15th-century Spanish noblewoman and courtier

Beatriz de Bobadilla (1440–1511) was a Castillian noble, courtier, and confidant of Queen Isabella I of Castile. She was the childhood friend of Isabella and remained at her court as her adviser throughout her reign, once being subjected to an assassination attempt when mistaken for the queen.

For their service to the crown, in 1480 Bobadilla and her husband Andrés Cabrera were granted the Marquisate of Moya and, in 1489, the lordship of Chinchón.

==Life==
Beatriz de Bobadilla was born in 1440 to Mosén Pedro de Bobadilla and Beatriz de Corral. Her father was castellan of Arévalo Castle, where Isabel de Trastámara, future Queen regnant of Castile, grew up and was schooled. The two girls became close; as Beatriz was a decade older than Isabella, the former filled the role of an older sibling for Isabella. They would be lifelong friends.

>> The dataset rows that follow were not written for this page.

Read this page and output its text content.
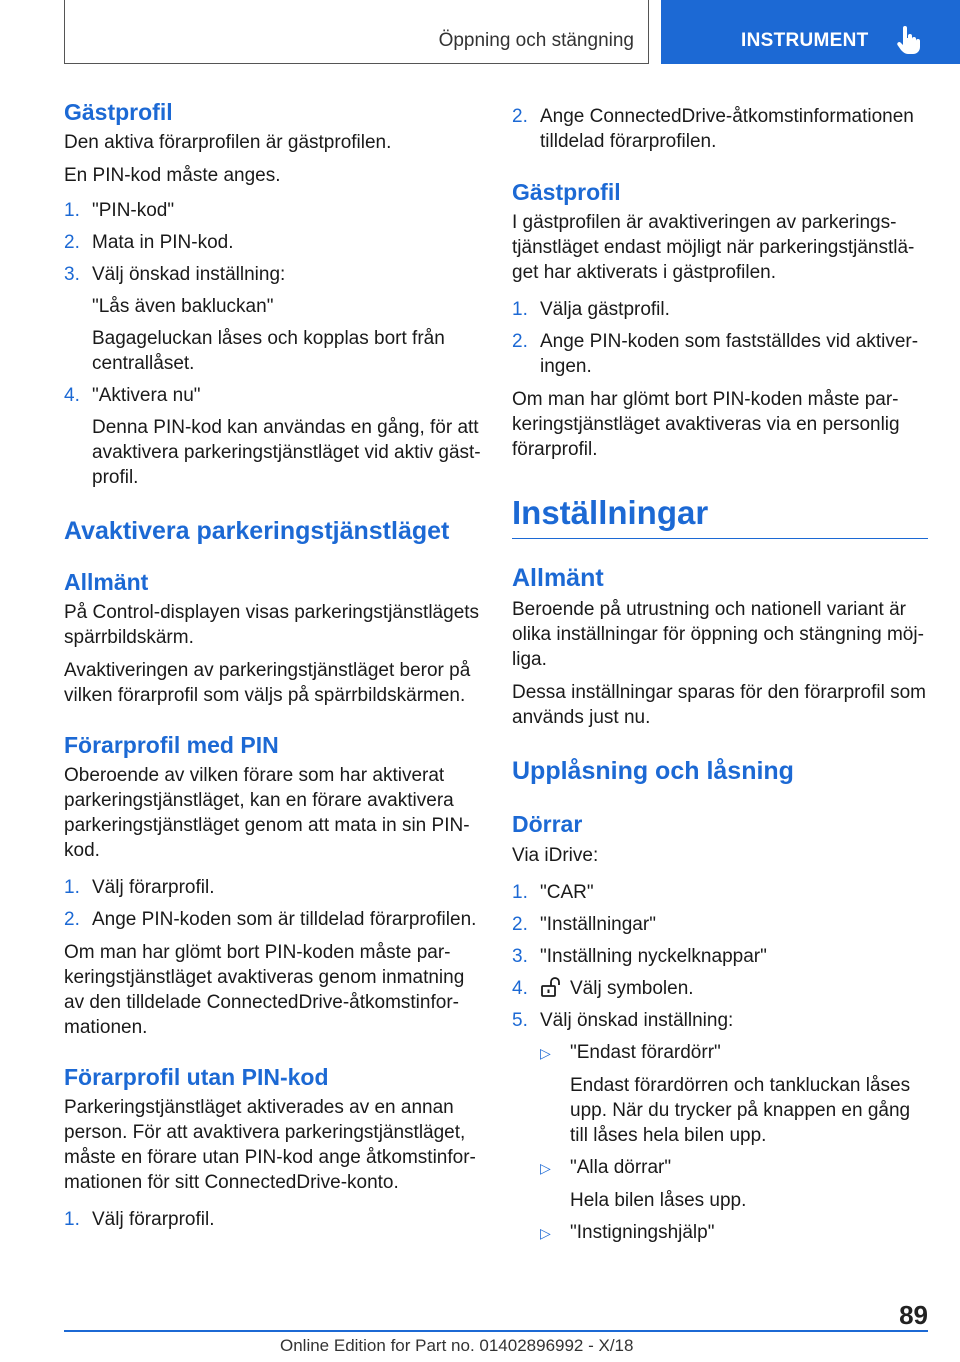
Öppning och stängning	INSTRUMENT
Gästprofil

Den aktiva förarprofilen är gästprofilen.

En PIN-kod måste anges.

1. "PIN-kod"
2. Mata in PIN-kod.
3. Välj önskad inställning:
"Lås även bakluckan"
Bagageluckan låses och kopplas bort från centrallåset.
4. "Aktivera nu"
Denna PIN-kod kan användas en gång, för att avaktivera parkeringstjänstläget vid aktiv gäst-profil.
Avaktivera parkeringstjänstläget
Allmänt

På Control-displayen visas parkeringstjänstlägets spärrbildskärm.

Avaktiveringen av parkeringstjänstläget beror på vilken förarprofil som väljs på spärrbildskärmen.

Förarprofil med PIN

Oberoende av vilken förare som har aktiverat parkeringstjänstläget, kan en förare avaktivera parkeringstjänstläget genom att mata in sin PIN-kod.

1. Välj förarprofil.
2. Ange PIN-koden som är tilldelad förarprofilen.

Om man har glömt bort PIN-koden måste par-keringstjänstläget avaktiveras genom inmatning av den tilldelade ConnectedDrive-åtkomstinfor-mationen.

Förarprofil utan PIN-kod

Parkeringstjänstläget aktiverades av en annan person. För att avaktivera parkeringstjänstläget, måste en förare utan PIN-kod ange åtkomstinfor-mationen för sitt ConnectedDrive-konto.

1. Välj förarprofil.
2. Ange ConnectedDrive-åtkomstinformationen tilldelad förarprofilen.
Gästprofil

I gästprofilen är avaktiveringen av parkerings-tjänstläget endast möjligt när parkeringstjänstlä-get har aktiverats i gästprofilen.

1. Välja gästprofil.
2. Ange PIN-koden som fastställdes vid aktiver-ingen.

Om man har glömt bort PIN-koden måste par-keringstjänstläget avaktiveras via en personlig förarprofil.

Inställningar
Allmänt

Beroende på utrustning och nationell variant är olika inställningar för öppning och stängning möj-liga.

Dessa inställningar sparas för den förarprofil som används just nu.

Upplåsning och låsning
Dörrar

Via iDrive:

1. "CAR"
2. "Inställningar"
3. "Inställning nyckelknappar"
4.	Välj symbolen.
5. Välj önskad inställning:
▷	"Endast förardörr"
Endast förardörren och tankluckan låses upp. När du trycker på knappen en gång till låses hela bilen upp.
▷	"Alla dörrar"
Hela bilen låses upp.
▷	"Instigningshjälp"
89
Online Edition for Part no. 01402896992 - X/18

According to apocrypha, during the short-lived betrothal of Isabella to Pedro Girón Acuña Pacheco, many years Isabella's senior and infamously lecherous, Bobadilla is said to have threatened to kill Girón to preserve Isabella's health and happiness.

Bobadilla participated in Henry IV's attempts to keep Isabella and Ferdinand II of Aragon separate. Juan Pacheco convinced Isabella's ladies-in-waiting that the marriage was perilous, as it could deliver Castile into the hands of Ferdinand's father, King John II.

==Family==
The Bobadilla family was one with a long history of service to the Crown of Castile.

Bobadilla's niece was Beatriz de Bobadilla y Ossorio, Governess of La Gomera, who was known as "the Huntress" for her amorous exploits at the Castilian court. Other prominent relatives include Francisco Fernández de Bobadilla and Isabel de Bobadilla.